Portugal recebeu dinheiro para reformular a sua agricultura e este foi entregue aos grandes e médios agricultores que trataram de o aplicar em belos montes e propriedades rústicas, especialmente no centro e sul do país, a que juntaram jeeps de última geração. Entretanto as terras ficaram ao abandono ou rodeadas de cercas para onde se soltaram umas manadas de gado que apresentavam uma rentabilidade económica muito mais rápida do que a agricultura, um risco muito menor do investimento, e custos infinitamente mais reduzidos com mão de obra quando comparados com os aplicados à produção agrícola.
A Espanha recebeu dinheiro para desenvover a agricultura e transformou-se num dos maiores produtores mundiais de fruto-hortícolas, desistindo das culturas cerealíferas de sequeiro em extensão muito mais viáveis estas noutros países da europa central.
Portugal recebeu dinheiro para aplicar na modernização da sua indústria e o que fez foi distribui-lo pelos grandes empresários para que estes fechassem fábricas umas atrás das outras em lugar de as reconverterem como era suposto.

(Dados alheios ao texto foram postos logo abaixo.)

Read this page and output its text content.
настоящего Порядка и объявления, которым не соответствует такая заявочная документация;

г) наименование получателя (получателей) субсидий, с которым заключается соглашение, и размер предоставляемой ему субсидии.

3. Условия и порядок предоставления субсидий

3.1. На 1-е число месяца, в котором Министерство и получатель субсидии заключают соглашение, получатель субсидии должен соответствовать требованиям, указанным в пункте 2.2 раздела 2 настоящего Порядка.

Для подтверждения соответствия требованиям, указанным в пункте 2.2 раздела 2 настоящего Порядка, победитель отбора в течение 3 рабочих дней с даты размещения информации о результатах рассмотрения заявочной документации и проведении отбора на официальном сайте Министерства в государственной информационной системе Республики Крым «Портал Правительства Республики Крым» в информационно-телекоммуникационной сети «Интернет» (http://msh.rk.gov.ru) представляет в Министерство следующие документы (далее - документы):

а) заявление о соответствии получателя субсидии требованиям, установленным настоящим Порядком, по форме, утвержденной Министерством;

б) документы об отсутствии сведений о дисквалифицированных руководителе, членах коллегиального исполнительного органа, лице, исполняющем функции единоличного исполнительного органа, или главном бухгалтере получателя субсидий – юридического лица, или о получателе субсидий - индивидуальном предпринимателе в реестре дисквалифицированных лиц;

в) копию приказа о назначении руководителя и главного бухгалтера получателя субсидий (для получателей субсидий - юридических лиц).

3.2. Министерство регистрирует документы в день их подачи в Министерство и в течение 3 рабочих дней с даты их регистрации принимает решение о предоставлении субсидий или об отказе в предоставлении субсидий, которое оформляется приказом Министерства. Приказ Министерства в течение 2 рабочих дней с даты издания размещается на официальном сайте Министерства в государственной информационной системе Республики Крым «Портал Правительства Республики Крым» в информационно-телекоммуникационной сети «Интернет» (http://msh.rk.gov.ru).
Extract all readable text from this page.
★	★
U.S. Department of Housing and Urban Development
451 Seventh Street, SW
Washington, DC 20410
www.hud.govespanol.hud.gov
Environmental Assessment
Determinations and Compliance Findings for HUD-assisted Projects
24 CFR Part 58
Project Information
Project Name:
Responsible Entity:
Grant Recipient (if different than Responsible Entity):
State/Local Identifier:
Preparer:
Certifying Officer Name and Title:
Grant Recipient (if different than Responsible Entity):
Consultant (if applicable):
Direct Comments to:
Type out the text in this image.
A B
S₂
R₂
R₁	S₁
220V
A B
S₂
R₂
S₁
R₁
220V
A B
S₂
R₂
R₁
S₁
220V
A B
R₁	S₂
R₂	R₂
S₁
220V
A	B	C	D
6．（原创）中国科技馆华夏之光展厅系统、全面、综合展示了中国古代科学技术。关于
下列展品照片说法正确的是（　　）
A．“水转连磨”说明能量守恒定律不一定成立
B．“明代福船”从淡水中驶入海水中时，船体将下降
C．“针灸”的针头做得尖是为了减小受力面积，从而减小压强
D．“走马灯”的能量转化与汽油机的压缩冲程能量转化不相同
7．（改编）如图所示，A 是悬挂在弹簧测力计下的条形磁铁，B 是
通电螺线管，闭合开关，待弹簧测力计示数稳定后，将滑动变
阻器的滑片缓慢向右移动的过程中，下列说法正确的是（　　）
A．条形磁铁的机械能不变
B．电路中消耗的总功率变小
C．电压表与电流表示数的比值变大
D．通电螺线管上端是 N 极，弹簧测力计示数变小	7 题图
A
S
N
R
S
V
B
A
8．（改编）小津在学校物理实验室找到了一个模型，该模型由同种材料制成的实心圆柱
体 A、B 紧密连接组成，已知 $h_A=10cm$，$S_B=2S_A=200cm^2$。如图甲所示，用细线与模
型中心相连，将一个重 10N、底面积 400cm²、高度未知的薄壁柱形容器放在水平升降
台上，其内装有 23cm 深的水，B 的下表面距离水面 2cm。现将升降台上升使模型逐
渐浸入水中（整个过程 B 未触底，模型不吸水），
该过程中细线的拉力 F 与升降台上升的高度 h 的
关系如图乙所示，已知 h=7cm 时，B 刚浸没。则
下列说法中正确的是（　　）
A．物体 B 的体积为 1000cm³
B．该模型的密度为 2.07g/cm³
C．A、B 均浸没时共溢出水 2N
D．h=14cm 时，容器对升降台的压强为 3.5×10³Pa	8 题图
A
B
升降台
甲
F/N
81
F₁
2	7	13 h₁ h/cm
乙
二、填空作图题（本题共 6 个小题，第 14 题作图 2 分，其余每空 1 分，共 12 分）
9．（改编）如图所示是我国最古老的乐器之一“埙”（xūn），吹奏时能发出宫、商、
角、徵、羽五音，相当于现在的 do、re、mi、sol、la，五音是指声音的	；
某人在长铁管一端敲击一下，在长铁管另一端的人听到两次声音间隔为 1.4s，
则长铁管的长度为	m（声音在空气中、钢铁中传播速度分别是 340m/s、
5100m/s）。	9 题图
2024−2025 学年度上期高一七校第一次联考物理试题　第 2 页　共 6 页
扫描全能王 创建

PEDIP's e Fundos Sociais Europeus foram autênticos sacos azuis para onde o dinheiro da CEE foi desviado. Pintavam-se umas paredes de fresco, compravam-se uns computadores, faziam-se umas formações de fachada, e assim se justificaram, durante anos, os fundos entregues aos industriais. Na verdade as fábricas fechavam pouco e as formações profissionais dadas às pessoas em doses "para cavalo" para pouco ou nada serviam para a melhoria dos seus desempenhos uma vez que os meios de produção continuavam obsoletos e a gestão das empresas tinha sempre como obectivo último as contas bancárias dos administradores ou accionistas maioritários. Os industriais e os seus amigos próximos, bem como outros quadros dirigentes, salvo raras excepções, passeavam-se em automóveis de gama alta e jogavam golfe uns com os outros, enquanto o dinheiro continuava a escorrer placidamente para os seus bolsos. O rasto das fraudes cometidas com os fundos comunitários são ainda hoje uma herança chocante e vergonhosa de anos relativamente recentes.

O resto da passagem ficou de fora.